- 29 de outubro de 2024
"V.
A triste figura agora é pálida, insólita, incrédula...
A breve historia é uma ária imprimida num totem perdido na lembrança;
O soneto de amor é um medíocre haicai de uma rima só.
Tudo tem um melancólico fim. Os personagens se fundem no tempo-espaço irreal
Avante! Os moinhos movem-se com o suspiro da bela virgem;
Toda ibérica dorme, a peleja do homem é continua - nunca finda, nem nos sonhos.
A triste figura acorda para mais um pesadelo - "a felicidade é uma tragédia".
Lá vai ele, o Cavaleiro da Triste Figura, a perambular pelas terras de Macunaíma; pedalando no seu Rocinante sob o sol escaldante de nossa bela cidade. As ruas são as mesmas de sua infância, o que ele não entende são seus nomes, impressão que se tem é que Boa Vista foi um grande campo de concentração, com soldados sem caras, sem faces, sem personalidades - apenas insígnias.
Seus moinhos de ventos foram arrancadas de sua ingênua fantasia; o que lhe deram em troca foi o sangue dos curumins mortos em maternidades, aldeias, vilas e periferias esquecidas do extremo norte. O que é lembrado até hoje, é o choro da mãe pela morte do filho naquele carnaval feliz.
O Haiti não é aqui, muito menos Madrid. O pobre rapaz agora manobra para o fim, a tese que se tem, é que nunca houve um começo. Seu corcel é composto por dois humildes aros, algumas peças de metais, e o magro corpo, parco e leve - como é leve a felicidade dos enamorados.
Avante! Avante! A doce e bela Dulcineia, o aguarda - intacta, perfeita, resignada, e quem sabe com um pouco de amor para dar-lhe.
A dantesca odisséia não tem um objetivo comum, a vida é assim: um acaso, um pouco de fé, uns grãos de arroz, feijão, farinha, um naco de carne. A caminhada segue, o suor já lhe cobre o corpo, tudo transborda de seus poros, todos os líquidos, os gases, os sólidos; logo, serão injetados pelo orifícios da frágil anatomia. A sua procura é por tudo, ou quem sabe pelo obvio. A utopia beira a poética - só os loucos sonham, os outros dormem.
O céu esta limpo, azul. Ele continua lá, trepado na submissa bicicleta; o equilíbrio forma um estranho quadro: a simbiose homem-máquina. Mas nada lhe aflige, nem a corroída Capital, com sua flagrante pobreza. Foram tantas promessas não cumpridas, tantas lágrimas derramadas, agruras, decepções; a própria existência de Roraima é uma paradoxo - não pode haver o que não existe.
A fadiga é latente, o cansaço é aparente, nosso Quixote ainda tem muito que percorrer, são infinitas ruas, avenidas, becos inteiros a serem transcorridos. O fim esta próximo, ele sabe que esta próximo. A fatalidade é iminente. Poder nenhum no mundo fará muda isso. Cada vez mais rápido, mais rápido, o seu Pegaso se transforma em vento, cruviana e velas.
É crepúsculo! O niilismo das cores e suas matizes formam um turbilhão de tons. Ele fica enaltecido, um torpor lhe alivia o espírito; é final de tarde, final de mais um dia, é o final de mais um sonho.

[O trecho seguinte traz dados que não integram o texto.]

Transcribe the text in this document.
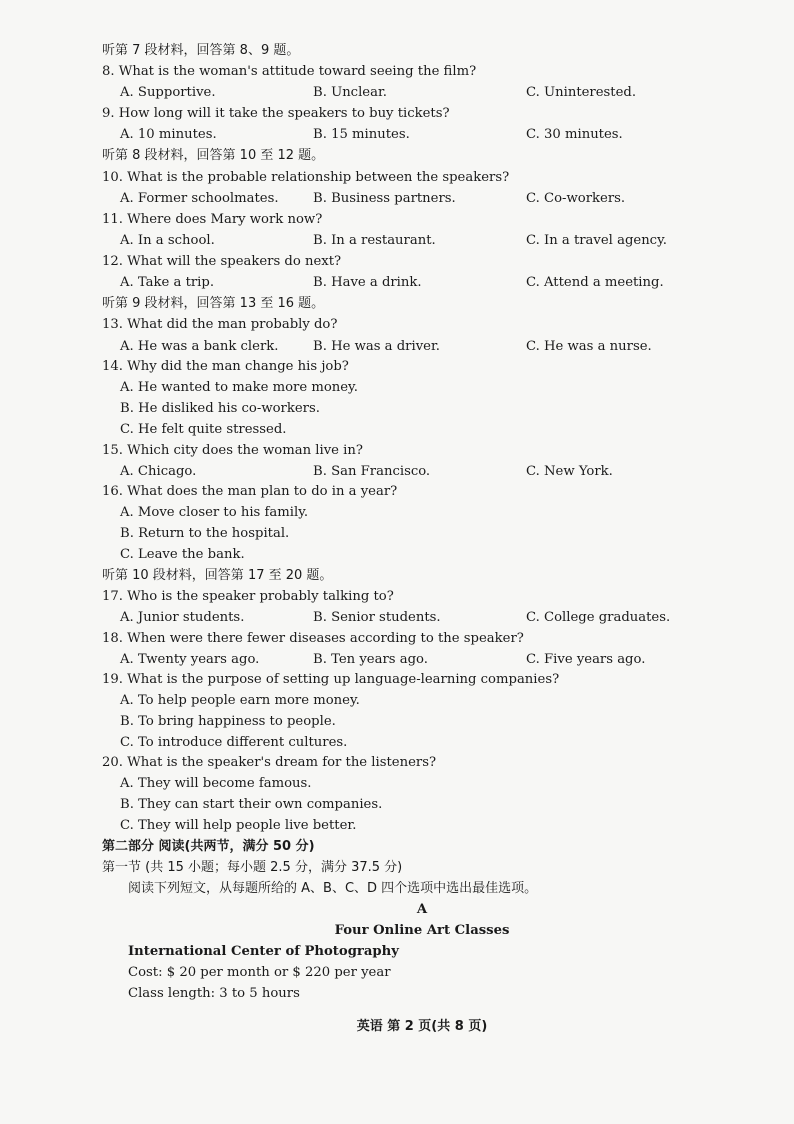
听第 7 段材料，回答第 8、9 题。
8. What is the woman's attitude toward seeing the film?
A. Supportive.	B. Unclear.	C. Uninterested.
9. How long will it take the speakers to buy tickets?
A. 10 minutes.	B. 15 minutes.	C. 30 minutes.
听第 8 段材料，回答第 10 至 12 题。
10. What is the probable relationship between the speakers?
A. Former schoolmates.	B. Business partners.	C. Co-workers.
11. Where does Mary work now?
A. In a school.	B. In a restaurant.	C. In a travel agency.
12. What will the speakers do next?
A. Take a trip.	B. Have a drink.	C. Attend a meeting.
听第 9 段材料，回答第 13 至 16 题。
13. What did the man probably do?
A. He was a bank clerk.	B. He was a driver.	C. He was a nurse.
14. Why did the man change his job?
A. He wanted to make more money.
B. He disliked his co-workers.
C. He felt quite stressed.
15. Which city does the woman live in?
A. Chicago.	B. San Francisco.	C. New York.
16. What does the man plan to do in a year?
A. Move closer to his family.
B. Return to the hospital.
C. Leave the bank.
听第 10 段材料，回答第 17 至 20 题。
17. Who is the speaker probably talking to?
A. Junior students.	B. Senior students.	C. College graduates.
18. When were there fewer diseases according to the speaker?
A. Twenty years ago.	B. Ten years ago.	C. Five years ago.
19. What is the purpose of setting up language-learning companies?
A. To help people earn more money.
B. To bring happiness to people.
C. To introduce different cultures.
20. What is the speaker's dream for the listeners?
A. They will become famous.
B. They can start their own companies.
C. They will help people live better.
第二部分 阅读(共两节，满分 50 分)
第一节 (共 15 小题；每小题 2.5 分，满分 37.5 分)
阅读下列短文，从每题所给的 A、B、C、D 四个选项中选出最佳选项。
A
Four Online Art Classes
International Center of Photography
Cost: $ 20 per month or $ 220 per year
Class length: 3 to 5 hours
英语 第 2 页(共 8 页)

O pobre fidalgo tem como riqueza apenas um ideal proletário; e uma simples e dedicada Joana como mãe. A estrela não assombra mais, a boca da noite ri, ri para os amantes, os sonhadores. Ele agora esta próximo de casa, a estrada logo findará; a singela ceia estará à mesa, comerão em silencio, a prece é curta e breve. Agora deitado, terá o descanso necessário para enfrentar mais dias da eterna lida.
Eu sou apenas um velho e gordo macuxi, um Sancho Pança paradoxal, um altruísta sem fé, um comunista sem revolução, um arcaico cristão sem credo. Conheço muitos Quixotes, heróis, anti-heróis; a síntese de todas as mentiras, de todas as enganações. Vejo tudo isso sentado no barranco do secular rio, do rio com seu porto de cimento que muitas vezes me banhei. Hoje, distante, só observo um lago nas frias noites do Planalto Central. Fecho os olhos e imagino um magrelo em cima de uma magrela (com o perdão do trocadilho), desafiando os moinhos e monstros que invadiram nosso lavrado e toda a terra de Roraima.
Avante! Avante, seus sonhos são maiores que a hipocrisia de toda essa gente.